Die Streitteile sind Adoptivsöhne des Ignaz L*** und mit diesem auch leiblich verwandt, da der Kläger dessen Enkel und der Beklagte dessen Großneffe ist. In der Zeit vom 29. Jänner 1970 bis 24. Mai 1970 wurde der Kläger wegen eines Delirium tremens im Landessonderkrankenhaus Graz angehalten. Am 22. Mai 1970 schloß Ignaz L*** als Übergeber mit dem Beklagten als Übernehmer einen Übergabsvertrag betreffend seine Liegenschaften im Ausmaß von mehr als 28 ha. In diesem Übergabsvertrag verpflichtete sich der Beklagte, als Entgelt für die Übergabe ua folgende Gegenleistungen zu erbringen:

"Punkt III 1) Der Übernehmer verpflichtet sich, dem weiteren Adoptivsohn des Übergebers, Herrn Albert Ignaz L***, geboren am 13. 8. 1945, Wirtschafter, wohnhaft beim Übergabsobjekt, anstelle seines Pflichtteiles den standesgemäßen Unterhalt gemäß §§ 672 ff ABGB und zwar für ihn allein in Labitschberg Nr. 4 zu leisten und beginnend ab 1. Juni laufenden Jahres monatlich im vorhinein ein Brauchgeld von S 600,- wertgesichert nach Maßgabe der unten näher angeführten Wertsicherungsvereinbarung zu bezahlen. Hiezu wird festgestellt, daß Herr Albert Ignaz L*** den Unterhalt nur in Labitschberg 4 geleistet erhält. Sollte er freiwillig vom Übergabsobjekt wegziehen, so erhält er nur das monatliche Brauchgeld von S 600,-. Diese Rechte werden über Wunsch des Übergebers nicht verbüchert.

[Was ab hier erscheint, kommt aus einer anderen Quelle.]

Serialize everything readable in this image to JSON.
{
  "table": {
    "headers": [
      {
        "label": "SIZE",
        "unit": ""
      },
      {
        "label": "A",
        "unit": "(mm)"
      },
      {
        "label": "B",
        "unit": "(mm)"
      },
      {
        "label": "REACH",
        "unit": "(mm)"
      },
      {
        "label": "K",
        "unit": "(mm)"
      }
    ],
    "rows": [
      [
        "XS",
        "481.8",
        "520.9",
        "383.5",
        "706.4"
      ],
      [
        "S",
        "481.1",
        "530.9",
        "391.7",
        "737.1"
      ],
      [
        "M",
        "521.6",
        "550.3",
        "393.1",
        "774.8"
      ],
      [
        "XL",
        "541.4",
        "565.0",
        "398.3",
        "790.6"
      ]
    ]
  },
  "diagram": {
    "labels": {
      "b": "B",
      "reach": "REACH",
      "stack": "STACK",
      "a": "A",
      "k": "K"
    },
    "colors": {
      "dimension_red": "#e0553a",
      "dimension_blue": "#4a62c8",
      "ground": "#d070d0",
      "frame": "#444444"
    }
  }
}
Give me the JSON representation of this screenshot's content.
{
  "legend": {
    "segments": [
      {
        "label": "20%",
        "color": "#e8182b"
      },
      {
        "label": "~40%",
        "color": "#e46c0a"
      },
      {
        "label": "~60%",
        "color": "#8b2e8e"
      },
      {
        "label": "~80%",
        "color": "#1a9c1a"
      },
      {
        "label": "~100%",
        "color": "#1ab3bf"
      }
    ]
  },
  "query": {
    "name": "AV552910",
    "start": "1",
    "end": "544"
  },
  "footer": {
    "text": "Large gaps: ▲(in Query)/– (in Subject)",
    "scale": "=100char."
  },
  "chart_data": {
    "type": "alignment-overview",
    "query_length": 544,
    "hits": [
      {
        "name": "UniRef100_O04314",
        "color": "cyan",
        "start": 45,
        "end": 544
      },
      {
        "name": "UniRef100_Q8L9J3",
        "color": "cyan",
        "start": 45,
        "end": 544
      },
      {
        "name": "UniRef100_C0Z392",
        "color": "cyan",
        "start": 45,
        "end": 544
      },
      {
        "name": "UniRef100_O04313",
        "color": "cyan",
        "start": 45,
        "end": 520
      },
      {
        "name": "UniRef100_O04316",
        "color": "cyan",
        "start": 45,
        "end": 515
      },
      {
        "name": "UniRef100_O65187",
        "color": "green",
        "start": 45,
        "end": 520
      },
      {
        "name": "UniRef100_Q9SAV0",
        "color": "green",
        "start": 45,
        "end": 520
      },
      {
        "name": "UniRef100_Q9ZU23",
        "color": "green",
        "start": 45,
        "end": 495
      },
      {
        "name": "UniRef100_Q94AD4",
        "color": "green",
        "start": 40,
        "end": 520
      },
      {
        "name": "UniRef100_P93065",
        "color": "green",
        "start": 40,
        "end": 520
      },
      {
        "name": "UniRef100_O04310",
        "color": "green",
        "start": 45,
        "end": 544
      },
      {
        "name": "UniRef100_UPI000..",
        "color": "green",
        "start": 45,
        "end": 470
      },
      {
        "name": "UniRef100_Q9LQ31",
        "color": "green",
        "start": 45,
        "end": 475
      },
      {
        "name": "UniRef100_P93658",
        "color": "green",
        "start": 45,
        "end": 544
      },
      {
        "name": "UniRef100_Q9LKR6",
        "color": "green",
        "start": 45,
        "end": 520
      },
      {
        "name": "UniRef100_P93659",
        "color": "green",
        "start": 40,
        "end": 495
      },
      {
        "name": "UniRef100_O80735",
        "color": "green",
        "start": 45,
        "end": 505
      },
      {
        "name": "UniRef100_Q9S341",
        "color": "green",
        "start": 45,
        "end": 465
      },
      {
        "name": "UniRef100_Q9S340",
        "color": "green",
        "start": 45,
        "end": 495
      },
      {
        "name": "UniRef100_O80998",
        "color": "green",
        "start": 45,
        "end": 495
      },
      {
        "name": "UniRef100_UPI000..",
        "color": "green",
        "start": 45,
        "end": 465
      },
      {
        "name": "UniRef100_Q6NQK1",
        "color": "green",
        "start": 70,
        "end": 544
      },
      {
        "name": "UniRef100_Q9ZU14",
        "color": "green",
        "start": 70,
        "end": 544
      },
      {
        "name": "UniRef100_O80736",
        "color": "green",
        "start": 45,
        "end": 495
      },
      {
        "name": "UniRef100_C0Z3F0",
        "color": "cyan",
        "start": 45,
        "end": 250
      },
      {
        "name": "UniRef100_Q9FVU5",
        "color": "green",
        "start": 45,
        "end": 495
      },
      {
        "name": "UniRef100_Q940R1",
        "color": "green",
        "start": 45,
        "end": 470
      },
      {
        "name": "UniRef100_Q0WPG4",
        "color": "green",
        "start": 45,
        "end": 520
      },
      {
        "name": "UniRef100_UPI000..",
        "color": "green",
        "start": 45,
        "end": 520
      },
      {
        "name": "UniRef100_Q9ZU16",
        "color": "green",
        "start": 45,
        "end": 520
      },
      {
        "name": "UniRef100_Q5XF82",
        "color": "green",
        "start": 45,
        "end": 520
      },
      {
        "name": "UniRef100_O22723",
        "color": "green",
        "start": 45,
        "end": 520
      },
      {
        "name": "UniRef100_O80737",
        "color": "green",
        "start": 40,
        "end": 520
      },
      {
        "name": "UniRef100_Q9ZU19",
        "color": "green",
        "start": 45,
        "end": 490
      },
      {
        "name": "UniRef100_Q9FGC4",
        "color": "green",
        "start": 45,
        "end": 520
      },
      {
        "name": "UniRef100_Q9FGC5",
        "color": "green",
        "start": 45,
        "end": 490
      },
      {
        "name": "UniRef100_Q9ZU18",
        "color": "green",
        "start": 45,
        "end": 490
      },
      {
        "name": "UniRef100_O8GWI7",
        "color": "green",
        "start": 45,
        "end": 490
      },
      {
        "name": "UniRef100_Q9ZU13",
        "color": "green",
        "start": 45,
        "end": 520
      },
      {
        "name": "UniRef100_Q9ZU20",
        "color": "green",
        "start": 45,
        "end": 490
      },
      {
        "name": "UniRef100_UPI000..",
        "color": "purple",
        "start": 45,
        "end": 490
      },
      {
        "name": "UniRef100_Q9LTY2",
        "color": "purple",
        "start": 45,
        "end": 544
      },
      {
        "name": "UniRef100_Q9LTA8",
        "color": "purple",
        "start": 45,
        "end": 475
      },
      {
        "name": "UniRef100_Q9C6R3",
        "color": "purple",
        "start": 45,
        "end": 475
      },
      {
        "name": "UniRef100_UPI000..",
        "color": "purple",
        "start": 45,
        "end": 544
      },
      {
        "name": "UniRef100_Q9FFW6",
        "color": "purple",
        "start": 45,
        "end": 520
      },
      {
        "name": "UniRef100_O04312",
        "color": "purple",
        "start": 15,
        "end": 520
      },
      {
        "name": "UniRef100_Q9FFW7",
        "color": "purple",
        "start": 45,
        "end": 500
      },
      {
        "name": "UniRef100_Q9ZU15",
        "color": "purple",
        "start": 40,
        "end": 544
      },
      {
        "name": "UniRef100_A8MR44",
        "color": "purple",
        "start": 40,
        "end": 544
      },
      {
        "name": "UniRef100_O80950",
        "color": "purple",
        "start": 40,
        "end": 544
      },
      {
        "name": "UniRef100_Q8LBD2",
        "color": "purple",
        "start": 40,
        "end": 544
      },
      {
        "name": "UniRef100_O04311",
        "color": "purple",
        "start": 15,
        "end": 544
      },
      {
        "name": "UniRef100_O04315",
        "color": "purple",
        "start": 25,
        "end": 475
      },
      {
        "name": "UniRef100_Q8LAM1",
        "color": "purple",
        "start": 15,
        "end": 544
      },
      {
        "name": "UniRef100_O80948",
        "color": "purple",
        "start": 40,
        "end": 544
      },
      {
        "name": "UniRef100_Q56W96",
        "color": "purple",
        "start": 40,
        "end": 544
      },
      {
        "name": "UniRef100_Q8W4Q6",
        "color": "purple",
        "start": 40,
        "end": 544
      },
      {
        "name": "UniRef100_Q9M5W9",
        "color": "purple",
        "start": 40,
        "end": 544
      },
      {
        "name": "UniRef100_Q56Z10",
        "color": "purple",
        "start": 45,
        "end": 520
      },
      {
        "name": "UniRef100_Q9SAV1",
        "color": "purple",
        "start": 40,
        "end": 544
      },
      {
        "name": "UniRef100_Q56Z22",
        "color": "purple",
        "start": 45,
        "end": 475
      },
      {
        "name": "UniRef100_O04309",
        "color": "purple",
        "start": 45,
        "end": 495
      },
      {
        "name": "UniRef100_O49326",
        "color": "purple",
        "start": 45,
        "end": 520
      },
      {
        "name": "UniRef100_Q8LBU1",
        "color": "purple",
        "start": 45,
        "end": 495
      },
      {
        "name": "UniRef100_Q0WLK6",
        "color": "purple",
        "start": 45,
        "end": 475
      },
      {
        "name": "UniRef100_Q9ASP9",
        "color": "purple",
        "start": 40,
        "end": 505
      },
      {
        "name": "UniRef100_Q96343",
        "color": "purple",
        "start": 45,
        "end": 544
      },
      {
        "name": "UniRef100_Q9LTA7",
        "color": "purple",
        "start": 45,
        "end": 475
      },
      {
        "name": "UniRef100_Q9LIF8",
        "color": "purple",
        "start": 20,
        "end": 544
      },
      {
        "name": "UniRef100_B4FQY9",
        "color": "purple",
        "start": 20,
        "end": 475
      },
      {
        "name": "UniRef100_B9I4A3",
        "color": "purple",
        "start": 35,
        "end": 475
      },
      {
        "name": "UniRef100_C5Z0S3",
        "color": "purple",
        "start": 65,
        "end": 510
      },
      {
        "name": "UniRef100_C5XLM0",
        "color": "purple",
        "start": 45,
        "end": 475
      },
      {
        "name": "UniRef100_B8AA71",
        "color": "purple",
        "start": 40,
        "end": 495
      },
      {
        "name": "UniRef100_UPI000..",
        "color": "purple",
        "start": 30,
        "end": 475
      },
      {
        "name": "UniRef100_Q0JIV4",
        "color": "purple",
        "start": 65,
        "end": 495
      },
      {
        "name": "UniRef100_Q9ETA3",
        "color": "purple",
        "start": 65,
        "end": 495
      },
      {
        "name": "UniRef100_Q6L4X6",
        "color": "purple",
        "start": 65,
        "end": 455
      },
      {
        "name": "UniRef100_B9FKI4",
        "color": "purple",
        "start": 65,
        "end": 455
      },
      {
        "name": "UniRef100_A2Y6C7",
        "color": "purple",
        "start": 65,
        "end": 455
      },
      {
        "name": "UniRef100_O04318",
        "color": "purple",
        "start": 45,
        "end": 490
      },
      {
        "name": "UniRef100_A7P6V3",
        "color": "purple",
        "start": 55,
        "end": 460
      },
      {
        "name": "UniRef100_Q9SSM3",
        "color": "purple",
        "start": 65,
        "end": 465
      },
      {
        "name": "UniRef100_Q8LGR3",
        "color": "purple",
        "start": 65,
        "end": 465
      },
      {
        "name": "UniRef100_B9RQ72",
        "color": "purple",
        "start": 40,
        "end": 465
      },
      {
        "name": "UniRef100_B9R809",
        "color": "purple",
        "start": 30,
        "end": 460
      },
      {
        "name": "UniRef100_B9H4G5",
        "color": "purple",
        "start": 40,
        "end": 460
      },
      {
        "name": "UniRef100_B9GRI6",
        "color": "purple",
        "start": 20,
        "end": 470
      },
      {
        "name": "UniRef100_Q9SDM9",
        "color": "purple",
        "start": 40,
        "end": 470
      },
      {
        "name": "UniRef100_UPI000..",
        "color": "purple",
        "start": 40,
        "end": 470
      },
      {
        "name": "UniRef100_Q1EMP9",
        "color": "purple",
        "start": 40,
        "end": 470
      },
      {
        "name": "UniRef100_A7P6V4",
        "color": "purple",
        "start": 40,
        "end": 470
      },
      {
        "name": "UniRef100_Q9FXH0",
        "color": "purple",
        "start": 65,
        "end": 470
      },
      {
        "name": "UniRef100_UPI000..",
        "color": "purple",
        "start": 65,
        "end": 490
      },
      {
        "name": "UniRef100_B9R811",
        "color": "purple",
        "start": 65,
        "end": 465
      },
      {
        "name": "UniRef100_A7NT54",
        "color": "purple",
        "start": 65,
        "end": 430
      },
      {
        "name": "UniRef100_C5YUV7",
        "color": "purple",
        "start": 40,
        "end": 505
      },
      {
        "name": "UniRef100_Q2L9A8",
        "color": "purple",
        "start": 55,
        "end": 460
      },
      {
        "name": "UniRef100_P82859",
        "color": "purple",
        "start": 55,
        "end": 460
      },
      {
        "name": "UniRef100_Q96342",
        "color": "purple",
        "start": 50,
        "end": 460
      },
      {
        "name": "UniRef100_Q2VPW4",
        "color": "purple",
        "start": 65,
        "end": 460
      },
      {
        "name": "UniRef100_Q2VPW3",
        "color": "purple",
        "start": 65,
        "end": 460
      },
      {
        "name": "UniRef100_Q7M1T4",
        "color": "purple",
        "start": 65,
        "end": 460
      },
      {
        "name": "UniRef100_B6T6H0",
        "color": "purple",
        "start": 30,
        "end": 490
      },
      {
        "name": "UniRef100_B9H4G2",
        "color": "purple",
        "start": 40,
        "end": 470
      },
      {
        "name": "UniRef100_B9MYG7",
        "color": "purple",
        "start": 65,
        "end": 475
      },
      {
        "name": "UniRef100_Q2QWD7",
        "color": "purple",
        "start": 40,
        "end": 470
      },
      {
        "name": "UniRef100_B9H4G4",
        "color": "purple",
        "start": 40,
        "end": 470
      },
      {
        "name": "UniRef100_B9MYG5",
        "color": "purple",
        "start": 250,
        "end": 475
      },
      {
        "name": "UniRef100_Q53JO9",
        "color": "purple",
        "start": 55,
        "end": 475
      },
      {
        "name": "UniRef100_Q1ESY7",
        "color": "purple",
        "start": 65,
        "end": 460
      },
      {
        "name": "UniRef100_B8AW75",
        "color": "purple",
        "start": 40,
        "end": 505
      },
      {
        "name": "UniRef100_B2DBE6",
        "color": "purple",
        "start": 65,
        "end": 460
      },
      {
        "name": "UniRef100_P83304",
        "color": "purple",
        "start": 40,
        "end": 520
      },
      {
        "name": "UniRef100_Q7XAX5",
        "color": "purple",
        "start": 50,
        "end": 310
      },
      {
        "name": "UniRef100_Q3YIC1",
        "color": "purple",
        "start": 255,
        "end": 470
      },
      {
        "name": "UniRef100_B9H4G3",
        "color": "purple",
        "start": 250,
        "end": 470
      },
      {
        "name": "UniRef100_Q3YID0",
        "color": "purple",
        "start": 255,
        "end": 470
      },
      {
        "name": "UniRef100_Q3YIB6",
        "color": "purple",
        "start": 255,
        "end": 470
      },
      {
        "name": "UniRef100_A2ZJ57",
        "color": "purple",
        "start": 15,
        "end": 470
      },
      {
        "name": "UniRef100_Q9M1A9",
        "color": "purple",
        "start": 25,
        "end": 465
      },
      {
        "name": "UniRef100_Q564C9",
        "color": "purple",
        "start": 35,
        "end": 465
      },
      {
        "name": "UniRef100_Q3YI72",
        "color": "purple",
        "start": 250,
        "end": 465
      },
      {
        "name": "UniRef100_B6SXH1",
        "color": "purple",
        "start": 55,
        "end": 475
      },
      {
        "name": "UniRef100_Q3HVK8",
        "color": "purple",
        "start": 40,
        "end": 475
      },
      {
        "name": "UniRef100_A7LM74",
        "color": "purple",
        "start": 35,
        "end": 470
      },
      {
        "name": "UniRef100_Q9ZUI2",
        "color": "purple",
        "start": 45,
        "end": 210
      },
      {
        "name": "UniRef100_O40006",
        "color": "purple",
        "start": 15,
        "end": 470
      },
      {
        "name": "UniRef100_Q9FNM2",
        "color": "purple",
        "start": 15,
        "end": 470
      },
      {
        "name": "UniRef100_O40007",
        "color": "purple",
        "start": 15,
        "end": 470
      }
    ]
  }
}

5) Schließlich verpflichtet sich der Übernehmer, dem Übergeber auf dessen Lebensdauer und ohne besonderes Entgelt beim Haus Nr. 4 in Labitschberg zu leisten nachstehenden Auszug: Den vollständigen und standesgemäßen Lebensunterhalt im Sinne des §§ 672 ff ABGB .... "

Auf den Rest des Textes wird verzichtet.